The 4 bytes in RAM (l_Just4Bytes[ 0..3 ]) always remain exactly the same. The only thing that changes is how we interpret them.

Again, we tell the system how to interpret them through types.

For instance, above we have used the following types to interpret the contents of the l_Just4Bytes array

• unsigned char: 1 byte in plain binary
• signed char: 1 byte in 2's complement
• unsigned short: 2 bytes in plain binary notation
• short: 2 bytes in 2's complement
• unsigned int: 4 bytes in plain binary notation
• int: 4 bytes in 2's complement
• float: 4 bytes in IEEE 754 single-precision notation

[EDIT] This post has been edited after the comment by user4581301. Thank you for taking the time to drop those few helpful lines!

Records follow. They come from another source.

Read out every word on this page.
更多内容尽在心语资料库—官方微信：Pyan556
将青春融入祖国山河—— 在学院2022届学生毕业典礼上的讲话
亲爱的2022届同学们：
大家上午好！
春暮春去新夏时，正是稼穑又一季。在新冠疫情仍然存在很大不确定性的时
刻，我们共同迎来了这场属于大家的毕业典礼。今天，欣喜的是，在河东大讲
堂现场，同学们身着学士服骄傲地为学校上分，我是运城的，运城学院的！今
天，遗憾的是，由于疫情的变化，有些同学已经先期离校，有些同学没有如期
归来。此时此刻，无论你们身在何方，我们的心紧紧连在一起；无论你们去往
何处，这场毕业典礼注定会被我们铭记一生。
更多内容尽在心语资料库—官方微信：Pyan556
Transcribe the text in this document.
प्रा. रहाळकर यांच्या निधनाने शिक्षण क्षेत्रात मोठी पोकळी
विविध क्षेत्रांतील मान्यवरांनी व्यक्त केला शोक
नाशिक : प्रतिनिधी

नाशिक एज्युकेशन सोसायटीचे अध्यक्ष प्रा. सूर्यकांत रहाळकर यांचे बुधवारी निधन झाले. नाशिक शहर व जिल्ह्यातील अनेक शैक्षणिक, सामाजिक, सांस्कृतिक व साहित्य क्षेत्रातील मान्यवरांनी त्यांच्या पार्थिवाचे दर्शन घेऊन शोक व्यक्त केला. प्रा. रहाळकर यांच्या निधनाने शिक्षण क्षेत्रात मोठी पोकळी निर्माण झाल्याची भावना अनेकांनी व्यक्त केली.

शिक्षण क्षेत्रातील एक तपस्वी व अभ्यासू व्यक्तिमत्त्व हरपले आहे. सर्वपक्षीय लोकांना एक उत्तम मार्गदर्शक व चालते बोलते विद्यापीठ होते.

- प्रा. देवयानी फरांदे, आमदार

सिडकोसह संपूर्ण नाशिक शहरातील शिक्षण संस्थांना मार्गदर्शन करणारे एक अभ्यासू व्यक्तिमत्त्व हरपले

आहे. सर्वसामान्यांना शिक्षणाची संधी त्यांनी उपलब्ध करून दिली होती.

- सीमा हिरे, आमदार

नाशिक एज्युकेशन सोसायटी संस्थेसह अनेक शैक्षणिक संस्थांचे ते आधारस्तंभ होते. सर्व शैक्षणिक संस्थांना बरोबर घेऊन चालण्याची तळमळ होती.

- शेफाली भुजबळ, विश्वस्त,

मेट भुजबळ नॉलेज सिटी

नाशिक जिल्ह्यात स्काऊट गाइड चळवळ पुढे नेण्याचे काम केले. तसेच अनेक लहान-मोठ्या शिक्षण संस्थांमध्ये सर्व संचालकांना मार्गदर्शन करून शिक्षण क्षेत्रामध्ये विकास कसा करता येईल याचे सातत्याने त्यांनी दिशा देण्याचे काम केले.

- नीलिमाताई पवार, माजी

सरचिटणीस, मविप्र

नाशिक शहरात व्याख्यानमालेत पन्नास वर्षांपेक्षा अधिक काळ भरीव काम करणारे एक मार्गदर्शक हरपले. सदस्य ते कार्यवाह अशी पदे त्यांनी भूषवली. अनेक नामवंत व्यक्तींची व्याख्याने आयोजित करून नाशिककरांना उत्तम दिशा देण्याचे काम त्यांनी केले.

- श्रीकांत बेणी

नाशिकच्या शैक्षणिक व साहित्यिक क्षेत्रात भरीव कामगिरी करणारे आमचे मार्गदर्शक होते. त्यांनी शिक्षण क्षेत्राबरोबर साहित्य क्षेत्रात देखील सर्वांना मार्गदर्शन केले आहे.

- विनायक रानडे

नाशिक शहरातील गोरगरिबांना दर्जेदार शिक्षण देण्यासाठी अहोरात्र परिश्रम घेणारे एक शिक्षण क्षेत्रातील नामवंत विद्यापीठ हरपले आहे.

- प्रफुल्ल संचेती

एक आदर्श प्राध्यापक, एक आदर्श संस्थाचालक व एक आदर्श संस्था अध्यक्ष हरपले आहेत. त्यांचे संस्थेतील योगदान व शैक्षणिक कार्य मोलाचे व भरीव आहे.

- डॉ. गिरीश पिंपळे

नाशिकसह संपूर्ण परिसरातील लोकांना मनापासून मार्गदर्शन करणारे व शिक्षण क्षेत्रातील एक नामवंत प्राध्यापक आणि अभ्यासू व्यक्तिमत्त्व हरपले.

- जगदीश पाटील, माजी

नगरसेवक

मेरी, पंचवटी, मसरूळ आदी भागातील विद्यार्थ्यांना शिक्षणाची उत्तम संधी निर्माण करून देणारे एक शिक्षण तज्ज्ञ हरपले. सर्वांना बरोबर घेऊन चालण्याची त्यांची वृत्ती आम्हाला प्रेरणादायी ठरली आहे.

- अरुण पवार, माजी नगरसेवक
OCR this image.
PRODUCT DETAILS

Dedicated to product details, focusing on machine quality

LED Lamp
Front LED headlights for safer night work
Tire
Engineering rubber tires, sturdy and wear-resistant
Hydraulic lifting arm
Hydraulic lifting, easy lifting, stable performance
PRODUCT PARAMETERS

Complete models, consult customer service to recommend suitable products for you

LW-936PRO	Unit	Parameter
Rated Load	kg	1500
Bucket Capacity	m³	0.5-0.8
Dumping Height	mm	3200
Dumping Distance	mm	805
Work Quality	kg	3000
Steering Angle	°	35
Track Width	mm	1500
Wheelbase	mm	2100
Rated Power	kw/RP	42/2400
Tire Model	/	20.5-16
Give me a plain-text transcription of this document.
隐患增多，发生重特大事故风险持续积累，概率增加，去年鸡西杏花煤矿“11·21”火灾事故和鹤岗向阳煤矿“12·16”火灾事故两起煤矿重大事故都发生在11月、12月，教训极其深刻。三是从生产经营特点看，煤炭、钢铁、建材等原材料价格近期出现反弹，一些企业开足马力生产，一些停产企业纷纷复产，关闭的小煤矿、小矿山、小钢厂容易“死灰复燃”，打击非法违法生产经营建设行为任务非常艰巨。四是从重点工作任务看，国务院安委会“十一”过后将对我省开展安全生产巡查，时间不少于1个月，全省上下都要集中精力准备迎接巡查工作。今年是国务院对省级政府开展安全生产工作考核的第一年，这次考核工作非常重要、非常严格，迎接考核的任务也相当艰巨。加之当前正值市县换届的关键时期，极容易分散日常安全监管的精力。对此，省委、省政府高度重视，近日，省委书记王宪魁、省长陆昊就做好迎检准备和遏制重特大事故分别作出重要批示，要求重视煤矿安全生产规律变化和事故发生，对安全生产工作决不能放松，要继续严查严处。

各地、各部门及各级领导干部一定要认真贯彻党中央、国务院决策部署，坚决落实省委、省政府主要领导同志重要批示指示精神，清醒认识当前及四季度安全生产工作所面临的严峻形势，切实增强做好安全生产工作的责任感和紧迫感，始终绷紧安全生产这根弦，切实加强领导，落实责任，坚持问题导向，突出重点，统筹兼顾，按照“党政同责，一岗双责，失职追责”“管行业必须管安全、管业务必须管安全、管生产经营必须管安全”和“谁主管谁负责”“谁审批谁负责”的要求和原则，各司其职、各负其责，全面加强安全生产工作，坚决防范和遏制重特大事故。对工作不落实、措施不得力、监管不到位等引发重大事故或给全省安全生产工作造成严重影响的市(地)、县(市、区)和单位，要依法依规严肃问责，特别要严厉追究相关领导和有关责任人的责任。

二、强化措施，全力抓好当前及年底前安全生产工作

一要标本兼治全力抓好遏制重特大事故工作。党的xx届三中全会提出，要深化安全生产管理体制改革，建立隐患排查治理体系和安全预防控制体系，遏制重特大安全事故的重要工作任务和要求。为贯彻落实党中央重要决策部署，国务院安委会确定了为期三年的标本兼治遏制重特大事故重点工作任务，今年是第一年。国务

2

Two's complement allows negative and positive numbers to be added together without any special logic.

If you tried to add 1 and -1 using your method
10000001 (-1)
+00000001 (1)
you get
10000010 (-2)

Instead, by using two's complement, we can add

11111111 (-1)
+00000001 (1) you get
00000000 (0)

The same is true for subtraction.

Also, if you try to subtract 4 from 6 (two positive numbers) you can 2's complement 4 and add the two together 6 + (-4) = 6 - 4 = 2

This means that subtraction and addition of both positive and negative numbers can all be done by the same circuit in the cpu.